Consumer spending drives as much as 70% of U.S. economic activity. While spending has waned this year, Americans are still spending enough to keep the economy in expansion mode.
Incomes rose 0.2% in the month, the government said. Wages haven’t kept up with inflation over the past year, however, so households are falling behind financially and dipping into their savings to pay regular expenses.
Big picture: Sinking oil prices have given households some relief from the worst inflation in almost 41 years, but they still face a heavy burden from higher prices of food, rent and other staples.
The Federal Reserve is also increasing U.S. interest rates sharply to try to drive inflation lower, but the central bank’s aggressive posture raises the risk of a second recession in three years.
Key details: Americans spent more in July on housing, hotels, utilities and travel.
They devoted less of their budget to fuel, however. Prices at the pump nationwide fell to an average of $4.33 a gallon from $4.87 in June.
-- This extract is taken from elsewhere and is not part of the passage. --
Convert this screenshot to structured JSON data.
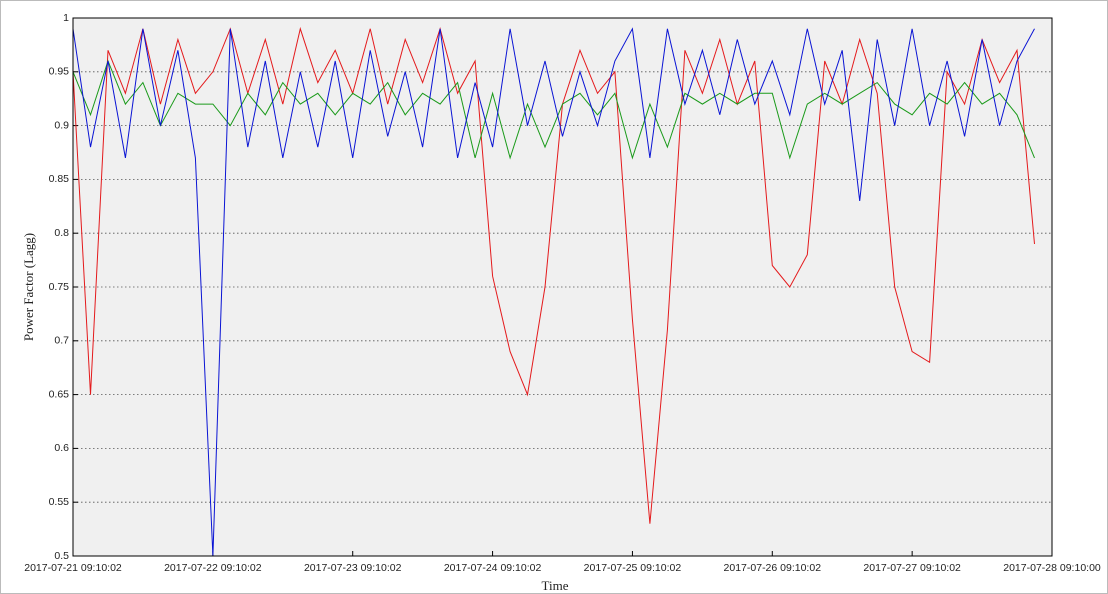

What’s more, gas prices have continued to fall in August to under $4 a gallon. That’s helping to ease inflation pressures and free up money for Americans to spend on other goods and services.
The savings rate, meanwhile, was flat at 5% and stood at a 13-year low. Many households have had to dip into their savings to the afford the higher cost of living or to make necessary purchases.
Looking ahead: “Americans didn’t earn much more in July and they didn’t spend much more either, but any gains at this point given the shock of inflation, are good news for the economy,” said corporate economist Robert Frick of Navy Federal Credit Union.